Graph the combined payoff and profit of each strategy at expiration and identify what market view each strategy reflects. Derive put-call parity from a no-arbitrage replication argument and verify numerically with real option chains. Understand how the straddle's payoff depends on realized volatility, not price direction.
From your study of options basics, you know the building blocks: a call gives the right to buy at strike K, a long call pays max(S_T − K, 0) at expiration, and a put pays max(K − S_T, 0). Options become strategically powerful when you combine them. The key insight is that any payoff profile you want — bounded upside, protection against downside, profit from large moves in either direction — can be engineered by mixing calls, puts, and the underlying stock. Learning to read and construct payoff diagrams (the shape of profit/loss at expiration as a function of the terminal stock price S_T) is the entry point to options strategy.
The most instructive strategies are built from two or three legs. A bull spread buys a call at a lower strike K₁ and sells a call at a higher strike K₂ > K₁. The sold call brings in premium, reducing cost, but caps your upside at K₂. Your payoff diagram shows flat losses below K₁, linear gains between K₁ and K₂, and flat profits above K₂. This strategy reflects a moderate bullish view: you expect the stock to rise but are willing to surrender gains above K₂ in exchange for a cheaper position. A straddle buys both a call and a put at the same strike. The payoff is V-shaped: losses if the stock barely moves (you paid two premiums) and gains if it moves far in either direction. Straddles are popular before earnings announcements — you don't know which direction the stock will move, but you believe the move will be large enough to exceed the total premium paid.

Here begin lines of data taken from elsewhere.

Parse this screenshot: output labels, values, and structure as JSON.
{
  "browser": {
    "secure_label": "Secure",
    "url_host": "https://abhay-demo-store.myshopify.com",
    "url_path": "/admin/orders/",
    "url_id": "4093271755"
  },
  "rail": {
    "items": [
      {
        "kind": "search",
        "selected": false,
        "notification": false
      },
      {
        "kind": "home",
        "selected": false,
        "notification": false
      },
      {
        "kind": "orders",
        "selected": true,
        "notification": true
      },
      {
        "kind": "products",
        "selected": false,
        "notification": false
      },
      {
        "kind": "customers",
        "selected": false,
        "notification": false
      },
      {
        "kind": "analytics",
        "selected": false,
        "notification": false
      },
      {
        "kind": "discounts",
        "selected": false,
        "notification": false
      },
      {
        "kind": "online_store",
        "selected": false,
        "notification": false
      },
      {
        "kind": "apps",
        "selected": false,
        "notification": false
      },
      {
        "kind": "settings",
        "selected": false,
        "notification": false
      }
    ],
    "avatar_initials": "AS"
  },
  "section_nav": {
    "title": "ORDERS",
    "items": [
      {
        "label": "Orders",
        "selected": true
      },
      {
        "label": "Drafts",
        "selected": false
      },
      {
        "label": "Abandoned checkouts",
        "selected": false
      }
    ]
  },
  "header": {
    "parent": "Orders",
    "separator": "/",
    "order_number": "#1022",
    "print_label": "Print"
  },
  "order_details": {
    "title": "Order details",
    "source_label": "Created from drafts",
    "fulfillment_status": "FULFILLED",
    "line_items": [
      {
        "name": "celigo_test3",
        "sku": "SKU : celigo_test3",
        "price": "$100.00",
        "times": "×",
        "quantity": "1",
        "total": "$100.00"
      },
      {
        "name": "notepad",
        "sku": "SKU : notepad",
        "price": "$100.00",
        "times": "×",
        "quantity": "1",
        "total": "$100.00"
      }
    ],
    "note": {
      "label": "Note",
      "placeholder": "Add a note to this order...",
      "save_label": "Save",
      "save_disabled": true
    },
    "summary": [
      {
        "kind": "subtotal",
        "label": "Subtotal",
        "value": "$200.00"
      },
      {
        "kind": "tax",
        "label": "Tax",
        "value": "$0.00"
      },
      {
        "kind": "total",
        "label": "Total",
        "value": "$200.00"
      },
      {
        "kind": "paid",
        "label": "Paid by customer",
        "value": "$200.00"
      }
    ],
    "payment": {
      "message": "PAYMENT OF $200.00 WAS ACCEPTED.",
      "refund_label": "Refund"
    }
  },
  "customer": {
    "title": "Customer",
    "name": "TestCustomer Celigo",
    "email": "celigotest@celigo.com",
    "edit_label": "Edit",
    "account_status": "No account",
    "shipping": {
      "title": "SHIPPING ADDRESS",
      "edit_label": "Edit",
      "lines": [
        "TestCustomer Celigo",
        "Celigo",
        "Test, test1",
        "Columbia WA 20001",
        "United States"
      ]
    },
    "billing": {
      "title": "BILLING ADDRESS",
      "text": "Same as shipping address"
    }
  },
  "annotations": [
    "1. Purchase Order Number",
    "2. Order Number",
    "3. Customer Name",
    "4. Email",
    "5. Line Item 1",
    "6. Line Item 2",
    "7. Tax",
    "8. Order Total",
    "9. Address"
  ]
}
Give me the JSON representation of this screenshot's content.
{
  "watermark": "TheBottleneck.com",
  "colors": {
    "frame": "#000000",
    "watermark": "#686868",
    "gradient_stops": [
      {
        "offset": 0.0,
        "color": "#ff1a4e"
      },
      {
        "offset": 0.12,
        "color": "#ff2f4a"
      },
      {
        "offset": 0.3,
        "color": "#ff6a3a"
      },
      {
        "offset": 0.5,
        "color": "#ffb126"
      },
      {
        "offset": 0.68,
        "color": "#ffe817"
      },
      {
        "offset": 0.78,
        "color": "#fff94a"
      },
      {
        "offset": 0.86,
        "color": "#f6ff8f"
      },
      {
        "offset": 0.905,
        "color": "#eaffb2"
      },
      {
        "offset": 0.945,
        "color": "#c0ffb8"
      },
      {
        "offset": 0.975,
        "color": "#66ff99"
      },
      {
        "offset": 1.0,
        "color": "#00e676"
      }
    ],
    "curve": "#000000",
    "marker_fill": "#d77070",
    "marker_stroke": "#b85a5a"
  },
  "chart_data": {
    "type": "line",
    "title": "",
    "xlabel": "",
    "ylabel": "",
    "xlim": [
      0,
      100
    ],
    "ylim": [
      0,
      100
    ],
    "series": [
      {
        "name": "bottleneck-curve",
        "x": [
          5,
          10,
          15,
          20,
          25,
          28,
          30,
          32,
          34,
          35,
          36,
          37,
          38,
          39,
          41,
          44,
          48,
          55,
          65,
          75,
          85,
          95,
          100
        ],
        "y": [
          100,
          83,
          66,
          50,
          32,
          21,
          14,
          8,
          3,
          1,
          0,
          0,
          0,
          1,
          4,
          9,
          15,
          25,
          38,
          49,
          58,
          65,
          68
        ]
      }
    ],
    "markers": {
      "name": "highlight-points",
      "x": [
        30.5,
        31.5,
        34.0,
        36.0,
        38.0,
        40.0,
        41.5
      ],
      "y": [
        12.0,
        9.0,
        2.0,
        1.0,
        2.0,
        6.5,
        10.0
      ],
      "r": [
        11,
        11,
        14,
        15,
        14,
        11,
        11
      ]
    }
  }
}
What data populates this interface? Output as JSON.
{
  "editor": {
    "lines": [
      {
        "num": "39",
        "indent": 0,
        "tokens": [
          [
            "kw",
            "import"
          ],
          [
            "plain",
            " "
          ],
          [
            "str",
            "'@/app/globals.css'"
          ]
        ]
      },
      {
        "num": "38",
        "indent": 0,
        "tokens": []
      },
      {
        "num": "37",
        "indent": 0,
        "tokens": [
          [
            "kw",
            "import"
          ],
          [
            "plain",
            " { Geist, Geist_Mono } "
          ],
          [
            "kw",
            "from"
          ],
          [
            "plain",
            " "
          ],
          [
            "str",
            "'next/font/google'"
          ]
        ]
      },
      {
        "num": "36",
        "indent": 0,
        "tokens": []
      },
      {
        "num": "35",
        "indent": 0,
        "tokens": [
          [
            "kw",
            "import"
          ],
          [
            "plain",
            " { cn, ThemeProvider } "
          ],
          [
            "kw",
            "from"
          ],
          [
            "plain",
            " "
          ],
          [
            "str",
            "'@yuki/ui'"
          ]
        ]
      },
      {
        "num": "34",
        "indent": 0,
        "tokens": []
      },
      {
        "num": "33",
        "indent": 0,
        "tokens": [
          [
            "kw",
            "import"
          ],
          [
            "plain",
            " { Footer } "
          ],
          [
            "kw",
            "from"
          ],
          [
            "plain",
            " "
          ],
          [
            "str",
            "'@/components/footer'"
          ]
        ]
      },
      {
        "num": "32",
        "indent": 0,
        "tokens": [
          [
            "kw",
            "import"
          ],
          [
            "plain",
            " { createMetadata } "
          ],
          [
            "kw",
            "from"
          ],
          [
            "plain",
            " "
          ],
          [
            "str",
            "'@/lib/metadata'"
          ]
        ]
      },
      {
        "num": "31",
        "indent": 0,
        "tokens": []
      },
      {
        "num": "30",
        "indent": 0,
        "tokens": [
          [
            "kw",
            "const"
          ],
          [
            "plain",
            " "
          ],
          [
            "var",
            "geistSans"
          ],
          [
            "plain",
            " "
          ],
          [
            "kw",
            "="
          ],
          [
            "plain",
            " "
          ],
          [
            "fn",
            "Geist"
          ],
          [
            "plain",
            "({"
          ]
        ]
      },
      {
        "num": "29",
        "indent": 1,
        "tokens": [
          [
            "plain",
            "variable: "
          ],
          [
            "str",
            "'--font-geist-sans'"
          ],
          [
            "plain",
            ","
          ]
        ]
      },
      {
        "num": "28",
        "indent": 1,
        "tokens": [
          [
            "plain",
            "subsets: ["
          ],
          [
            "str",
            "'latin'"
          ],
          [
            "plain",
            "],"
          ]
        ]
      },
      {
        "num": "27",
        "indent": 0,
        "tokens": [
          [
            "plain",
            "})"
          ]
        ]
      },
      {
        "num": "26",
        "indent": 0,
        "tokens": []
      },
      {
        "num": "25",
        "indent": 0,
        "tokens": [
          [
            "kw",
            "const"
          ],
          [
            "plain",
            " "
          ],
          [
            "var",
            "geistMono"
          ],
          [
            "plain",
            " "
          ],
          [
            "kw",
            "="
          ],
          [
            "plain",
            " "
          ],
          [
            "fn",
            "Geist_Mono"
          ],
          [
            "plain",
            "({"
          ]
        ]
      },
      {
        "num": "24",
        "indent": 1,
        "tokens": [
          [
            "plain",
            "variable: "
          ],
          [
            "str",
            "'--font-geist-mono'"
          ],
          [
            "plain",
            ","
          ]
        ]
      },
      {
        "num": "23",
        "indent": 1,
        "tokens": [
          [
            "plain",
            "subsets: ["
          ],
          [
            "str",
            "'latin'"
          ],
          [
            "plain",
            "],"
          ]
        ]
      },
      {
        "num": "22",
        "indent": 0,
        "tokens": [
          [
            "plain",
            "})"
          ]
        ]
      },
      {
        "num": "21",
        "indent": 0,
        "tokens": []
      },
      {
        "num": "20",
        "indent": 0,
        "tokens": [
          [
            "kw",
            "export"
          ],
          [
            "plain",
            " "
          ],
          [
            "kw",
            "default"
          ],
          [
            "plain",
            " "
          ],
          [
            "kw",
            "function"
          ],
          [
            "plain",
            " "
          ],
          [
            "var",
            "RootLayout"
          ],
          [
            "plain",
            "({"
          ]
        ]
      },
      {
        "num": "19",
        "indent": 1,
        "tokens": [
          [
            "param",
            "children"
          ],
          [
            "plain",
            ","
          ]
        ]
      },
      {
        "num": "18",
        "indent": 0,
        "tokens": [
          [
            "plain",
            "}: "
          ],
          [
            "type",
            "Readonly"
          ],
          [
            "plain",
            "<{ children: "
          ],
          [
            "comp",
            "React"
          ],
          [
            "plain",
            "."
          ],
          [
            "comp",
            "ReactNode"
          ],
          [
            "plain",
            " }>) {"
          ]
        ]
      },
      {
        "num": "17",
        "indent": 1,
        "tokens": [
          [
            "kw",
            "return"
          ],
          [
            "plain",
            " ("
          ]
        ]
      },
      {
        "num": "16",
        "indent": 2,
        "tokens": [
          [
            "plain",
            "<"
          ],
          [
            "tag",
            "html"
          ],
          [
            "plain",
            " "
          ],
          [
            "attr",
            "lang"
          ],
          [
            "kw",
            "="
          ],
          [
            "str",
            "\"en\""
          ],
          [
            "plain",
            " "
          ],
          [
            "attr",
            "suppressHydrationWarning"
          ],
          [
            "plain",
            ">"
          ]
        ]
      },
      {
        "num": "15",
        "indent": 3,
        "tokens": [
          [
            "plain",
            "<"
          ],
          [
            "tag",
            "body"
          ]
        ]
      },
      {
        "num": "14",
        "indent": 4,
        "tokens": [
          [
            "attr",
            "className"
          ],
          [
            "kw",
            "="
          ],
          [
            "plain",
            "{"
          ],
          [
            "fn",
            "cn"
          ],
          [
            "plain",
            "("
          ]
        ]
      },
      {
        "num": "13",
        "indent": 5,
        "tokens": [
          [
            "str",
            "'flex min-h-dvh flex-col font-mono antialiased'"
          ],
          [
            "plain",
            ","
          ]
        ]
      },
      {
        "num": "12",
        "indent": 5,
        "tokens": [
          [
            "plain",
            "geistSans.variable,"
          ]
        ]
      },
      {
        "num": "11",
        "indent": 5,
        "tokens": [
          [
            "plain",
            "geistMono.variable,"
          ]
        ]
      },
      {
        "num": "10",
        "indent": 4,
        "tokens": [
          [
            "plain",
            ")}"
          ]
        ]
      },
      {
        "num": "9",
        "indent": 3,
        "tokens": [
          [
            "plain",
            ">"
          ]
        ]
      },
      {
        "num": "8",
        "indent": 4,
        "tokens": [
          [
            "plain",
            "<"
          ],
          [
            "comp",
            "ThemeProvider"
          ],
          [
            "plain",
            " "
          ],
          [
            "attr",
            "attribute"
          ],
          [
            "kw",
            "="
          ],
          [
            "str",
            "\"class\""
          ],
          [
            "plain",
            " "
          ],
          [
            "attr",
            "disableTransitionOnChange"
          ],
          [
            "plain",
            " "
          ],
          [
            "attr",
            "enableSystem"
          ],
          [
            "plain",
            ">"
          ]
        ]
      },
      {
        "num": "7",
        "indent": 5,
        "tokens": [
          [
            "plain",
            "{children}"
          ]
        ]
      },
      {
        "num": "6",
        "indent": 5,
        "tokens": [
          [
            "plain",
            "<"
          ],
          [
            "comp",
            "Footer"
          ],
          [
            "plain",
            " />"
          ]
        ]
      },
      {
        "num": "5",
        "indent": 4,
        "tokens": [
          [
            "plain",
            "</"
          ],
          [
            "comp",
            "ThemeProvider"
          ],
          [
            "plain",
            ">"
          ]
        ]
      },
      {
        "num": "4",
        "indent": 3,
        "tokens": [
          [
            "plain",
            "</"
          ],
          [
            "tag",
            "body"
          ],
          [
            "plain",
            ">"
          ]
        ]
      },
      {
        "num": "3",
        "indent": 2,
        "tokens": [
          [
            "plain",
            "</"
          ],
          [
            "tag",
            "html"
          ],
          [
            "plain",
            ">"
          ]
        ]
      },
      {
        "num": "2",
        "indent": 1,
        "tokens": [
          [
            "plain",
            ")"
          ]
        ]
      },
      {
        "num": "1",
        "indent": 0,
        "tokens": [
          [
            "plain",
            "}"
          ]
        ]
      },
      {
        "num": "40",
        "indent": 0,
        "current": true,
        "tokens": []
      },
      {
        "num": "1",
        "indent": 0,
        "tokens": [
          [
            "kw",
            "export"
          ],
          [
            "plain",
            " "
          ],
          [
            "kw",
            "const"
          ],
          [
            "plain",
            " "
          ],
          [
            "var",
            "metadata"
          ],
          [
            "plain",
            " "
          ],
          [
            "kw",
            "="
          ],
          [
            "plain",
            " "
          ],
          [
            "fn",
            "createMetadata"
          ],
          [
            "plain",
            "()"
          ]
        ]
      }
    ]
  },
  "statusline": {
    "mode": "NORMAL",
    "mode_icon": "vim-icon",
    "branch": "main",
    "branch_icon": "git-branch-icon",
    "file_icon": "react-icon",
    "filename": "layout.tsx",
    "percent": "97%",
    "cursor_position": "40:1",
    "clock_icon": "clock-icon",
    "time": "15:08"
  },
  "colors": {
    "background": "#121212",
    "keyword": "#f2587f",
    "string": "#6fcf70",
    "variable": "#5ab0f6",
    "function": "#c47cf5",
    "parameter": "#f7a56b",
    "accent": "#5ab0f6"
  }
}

Put-call parity is the fundamental no-arbitrage relationship that ties all of these pieces together: C − P = S − PV(K), where C is the European call price, P is the European put price, S is the current stock price, and PV(K) is the present value of the strike (discounted at the risk-free rate over the option's life). The derivation is a replication argument: a portfolio of long call plus short put replicates a forward contract on the stock (obligation to buy at K), which today costs S − PV(K). If C − P ≠ S − PV(K), you can construct a riskless arbitrage by taking offsetting positions in both portfolios, locking in a profit with no risk or capital required. The fact that such opportunities are immediately exploited in liquid markets is why put-call parity holds as a near-exact constraint on European option prices.
The practical import of put-call parity is that it links the pricing of calls and puts. Once you know the call price, you can infer the put price (or vice versa) without independently modeling the put. This is why market makers focus on calls in many markets and back out put prices from parity, and it's why any apparent discrepancy between call and put prices is a signal of either illiquidity or imminent arbitrage. Building toward Black-Scholes, put-call parity is one of the few pricing relationships that holds without any model assumptions about return distributions — it follows from no-arbitrage alone, making it more robust than model-dependent pricing formulas.